Entre esses jovens, 728 (27,1%)
relataram ter sentido dor musculoesquelética incapacitante nos 30 dias
anteriores. As costas foram a parte do corpo mais citada, por 51,8% dos
entrevistados, seguida pelas pernas (41,9%) e pelo pescoço (20,7%).
“Ao mesmo tempo que trazem um
alerta para essa condição de saúde nas crianças e adolescentes, que no momento
não conta com um protocolo de tratamento específico no sistema de saúde, esses
números já nos estimulam a olhar para o futuro: precisaremos cuidar da
população jovem também se quisermos diminuir a dor crônica nos adultos."
O trabalho trouxe ainda outros
dados importantes sobre as características das crianças que mais sentiam dor:
eram mais velhas (final da adolescência), mantinham pior relacionamento com a
família, apresentavam mais sintomas negativos psicossomáticos, tinham menos
qualidade de vida (também avaliada por questionários) e pareciam gastar mais
tempo assistindo televisão e jogando videogame. “Mas vale lembrar que não
observamos relação de causa nesse estudo”, diz Yamato.
O mito da
dor do crescimento
Além da participação das
crianças no estudo, seus pais também preencheram um formulário sobre a condição
de saúde dos filhos e sua percepção sobre esse tipo de dor.
“A literatura mostra que os
pais tendem a subestimar as queixas das crianças possivelmente por não
possuírem um entendimento claro do que é dor na infância e nós confirmamos que
isso ocorre em 17% dos casos”, relata Yamato.
Um dos fatores que podem explicar
essa atitude e também camuflar, de certa forma, a dor musculoesquelética é a
crença na popular “dor do crescimento”, que se refere a um possível
incômodo das crianças nos membros, especialmente inferiores. “Crescemos com
esse conceito, mas, hoje, na literatura científica, não há nenhum estudo que
consiga provar que o crescimento cause de fato dor.”
De acordo com a pesquisadora,
se o seu filho relatar dor, é importante ter a consciência de que ela pode
trazer impactos, mas que também há formas de abordá-la – a maior parte das
medidas é baseada em atividade física. “Não há motivo para preocupação
excessiva, mas é importante conhecer a condição, validar o sintoma e
possivelmente buscar ajuda para aqueles que têm suas vidas impactadas pela
condição. Lembrando sempre que se trata de um problema comum.”

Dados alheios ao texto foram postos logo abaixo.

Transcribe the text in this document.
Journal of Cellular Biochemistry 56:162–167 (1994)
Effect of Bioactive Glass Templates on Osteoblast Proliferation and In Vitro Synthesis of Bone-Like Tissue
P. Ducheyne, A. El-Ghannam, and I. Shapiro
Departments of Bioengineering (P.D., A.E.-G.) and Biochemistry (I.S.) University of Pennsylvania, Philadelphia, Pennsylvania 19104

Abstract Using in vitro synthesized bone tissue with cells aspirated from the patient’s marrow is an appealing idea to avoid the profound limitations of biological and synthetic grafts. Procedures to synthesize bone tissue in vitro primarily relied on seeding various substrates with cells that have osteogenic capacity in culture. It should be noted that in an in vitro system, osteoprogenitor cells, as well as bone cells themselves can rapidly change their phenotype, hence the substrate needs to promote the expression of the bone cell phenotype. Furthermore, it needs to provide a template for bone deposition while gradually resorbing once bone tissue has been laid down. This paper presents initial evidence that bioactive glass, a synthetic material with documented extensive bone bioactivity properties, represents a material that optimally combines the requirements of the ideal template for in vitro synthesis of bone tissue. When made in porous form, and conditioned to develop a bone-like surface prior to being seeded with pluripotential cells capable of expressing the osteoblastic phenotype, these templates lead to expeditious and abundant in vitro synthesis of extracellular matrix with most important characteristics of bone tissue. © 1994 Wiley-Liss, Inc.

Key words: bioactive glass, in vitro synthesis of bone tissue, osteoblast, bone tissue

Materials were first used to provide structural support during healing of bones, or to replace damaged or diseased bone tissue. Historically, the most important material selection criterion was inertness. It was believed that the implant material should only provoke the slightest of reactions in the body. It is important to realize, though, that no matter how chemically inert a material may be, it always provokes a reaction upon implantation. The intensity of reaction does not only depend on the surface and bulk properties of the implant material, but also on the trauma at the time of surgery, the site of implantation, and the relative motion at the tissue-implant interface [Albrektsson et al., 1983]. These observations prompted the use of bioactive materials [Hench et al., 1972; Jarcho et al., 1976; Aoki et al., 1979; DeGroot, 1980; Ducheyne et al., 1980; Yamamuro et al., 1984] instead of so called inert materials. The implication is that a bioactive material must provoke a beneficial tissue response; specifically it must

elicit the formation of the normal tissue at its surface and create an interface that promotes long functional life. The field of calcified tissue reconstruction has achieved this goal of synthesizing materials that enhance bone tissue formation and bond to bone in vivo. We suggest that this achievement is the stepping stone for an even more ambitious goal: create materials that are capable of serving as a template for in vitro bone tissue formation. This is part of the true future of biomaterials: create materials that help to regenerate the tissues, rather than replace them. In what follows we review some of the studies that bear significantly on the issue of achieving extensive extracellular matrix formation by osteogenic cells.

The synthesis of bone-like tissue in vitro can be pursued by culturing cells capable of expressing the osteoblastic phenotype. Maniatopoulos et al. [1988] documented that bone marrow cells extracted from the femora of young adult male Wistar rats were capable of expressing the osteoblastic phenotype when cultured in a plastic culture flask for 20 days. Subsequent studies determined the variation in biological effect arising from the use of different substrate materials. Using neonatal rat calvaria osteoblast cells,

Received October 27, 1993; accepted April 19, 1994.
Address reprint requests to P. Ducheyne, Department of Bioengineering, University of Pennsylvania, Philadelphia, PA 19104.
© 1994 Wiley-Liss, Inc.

Um estudo seguinte conduzido
pelo mesmo grupo, cujos resultados devem ser divulgados em breve, acompanhou
essas crianças por um ano e meio para entender a duração da dor e também seu
impacto financeiro no sistema de saúde.
O artigo Prevalence of
disabling musculoskeletal pain in children and adolescents in Brazil: A
cross-sectional study pode ser lido em: www.sciencedirect.com/science/article/abs/pii/S1413355524000042.